Politico
Mike Allen and Jim VandeHei’s look at media bias carefully lays out Republicans’ case that the press is unduly biased toward President Obama and against Mitt Romney: “The New York Times has given Obama the longest wet kiss in political history, and they have done him a favor again,” Haley Barbour tells the reporters about Trip Gabriel’s story on Ann Romney’s equestrian pursuits. Allen and VandeHei note that stories about Romney’s wealth and cruel teenage pranks land on newspaper front pages, while stories about Obama’s pot-smoking run on interior pages. They also suggest that the media doing those stories at all is a problem: “The press never ran probing, sneering stories about candidate Obama, and yet The Washington Post and New York Times are on overtime covering who-cares stories about Mitt Romney,” Ari Fleischer tells them.

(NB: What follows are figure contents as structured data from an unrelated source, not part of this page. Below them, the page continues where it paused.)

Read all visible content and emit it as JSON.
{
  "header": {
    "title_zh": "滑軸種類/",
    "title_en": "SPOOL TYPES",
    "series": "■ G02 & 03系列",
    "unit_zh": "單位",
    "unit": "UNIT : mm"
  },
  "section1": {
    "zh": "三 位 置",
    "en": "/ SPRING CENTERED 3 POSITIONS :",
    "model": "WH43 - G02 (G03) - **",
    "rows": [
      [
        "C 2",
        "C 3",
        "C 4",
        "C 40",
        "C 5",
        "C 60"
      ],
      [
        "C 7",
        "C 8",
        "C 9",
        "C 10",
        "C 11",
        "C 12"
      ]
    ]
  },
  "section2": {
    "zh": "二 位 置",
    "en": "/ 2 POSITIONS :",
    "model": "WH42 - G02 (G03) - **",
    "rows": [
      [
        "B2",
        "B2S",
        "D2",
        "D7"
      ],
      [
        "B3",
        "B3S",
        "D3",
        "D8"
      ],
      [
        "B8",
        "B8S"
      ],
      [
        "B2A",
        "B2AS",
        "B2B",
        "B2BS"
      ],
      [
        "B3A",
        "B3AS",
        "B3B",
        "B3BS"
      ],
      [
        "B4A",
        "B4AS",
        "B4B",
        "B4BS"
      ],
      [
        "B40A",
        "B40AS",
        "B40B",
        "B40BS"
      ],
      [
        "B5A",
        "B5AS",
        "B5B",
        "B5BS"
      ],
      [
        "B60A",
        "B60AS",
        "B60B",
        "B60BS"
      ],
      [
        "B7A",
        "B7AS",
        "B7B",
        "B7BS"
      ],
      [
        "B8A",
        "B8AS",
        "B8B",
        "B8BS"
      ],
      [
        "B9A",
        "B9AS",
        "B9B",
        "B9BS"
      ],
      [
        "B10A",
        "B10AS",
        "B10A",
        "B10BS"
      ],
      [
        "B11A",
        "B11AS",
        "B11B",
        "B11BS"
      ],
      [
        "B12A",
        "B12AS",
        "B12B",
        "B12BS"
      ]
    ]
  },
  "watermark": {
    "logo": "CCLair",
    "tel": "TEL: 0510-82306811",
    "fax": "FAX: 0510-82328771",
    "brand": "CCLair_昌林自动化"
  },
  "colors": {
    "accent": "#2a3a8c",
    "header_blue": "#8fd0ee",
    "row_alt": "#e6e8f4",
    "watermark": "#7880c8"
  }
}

The Times gets to rebut: “Despite what some people in both Chicago and Boston might think or hope, we’re not part of the communications strategy of either the Obama or Romney campaigns, and if they are looking to us to play an assigned role, they’re going to be disappointed,” political editor Richard Stevenson tells Politico in an email.
Jason Horowitz’s Washington Post story about Romney’s teenage hijinks, though, gets an unusual treatment from Allen and VandeHei:
The reality is that presidential nominees get every chapter of their lives exhumed and prodded – and should. And The Post story, by Jason Horowitz (“Romney’s pranks could go too far”), alleges more than harmless hijinks: It reported that Romney was part of a group that held down a kid they believed to be gay and chopped off some hair, an incident several involved said they feel ashamed about until this day.
But the 5,500-word account was invested with far more significance than it merited, and is more voyeuristic than relevant to assessing Romney’s readiness for office.
The question of story placement in print products is a little surprising since if we voracious news consumers have learned anything from websites like Politico, which is owned by the same company that owned my former employer, TBD.com, it’s that on the Internet, every story has a fair chance at becoming a huge “talker.” But I also think it’s fair to look at how Politico played the Romney pranks story.
- When the story ran, Maggie Haberman aggregated five paragraphs of the piece for a blog post.
- Haberman also wrote a 1,577-word piece on whether the Post’s “different picture of Young Mitt” would “help to permanently change the picture of Candidate Mitt”: precisely the question Allen and VandeHei say Horowitz’s story fails to raise.
- Dylan Byers aggregated a Michael Calderone story about the Post holding the piece for its print edition the next day.
- Emily Schultheis wrote about Romney’s on-air apology about the pranks.
- The Arena section hosted a lively back-and-forth on the piece’s implications.
- The next morning, Allen’s Playbook email included five paragraphs on the story, and then three more on May 12.
Some may see hypocrisy here; I merely see Politico fulfilling its mission to aggressively and thoroughly cover the stories of the day, no matter how voyeuristic or irrelevant they may be.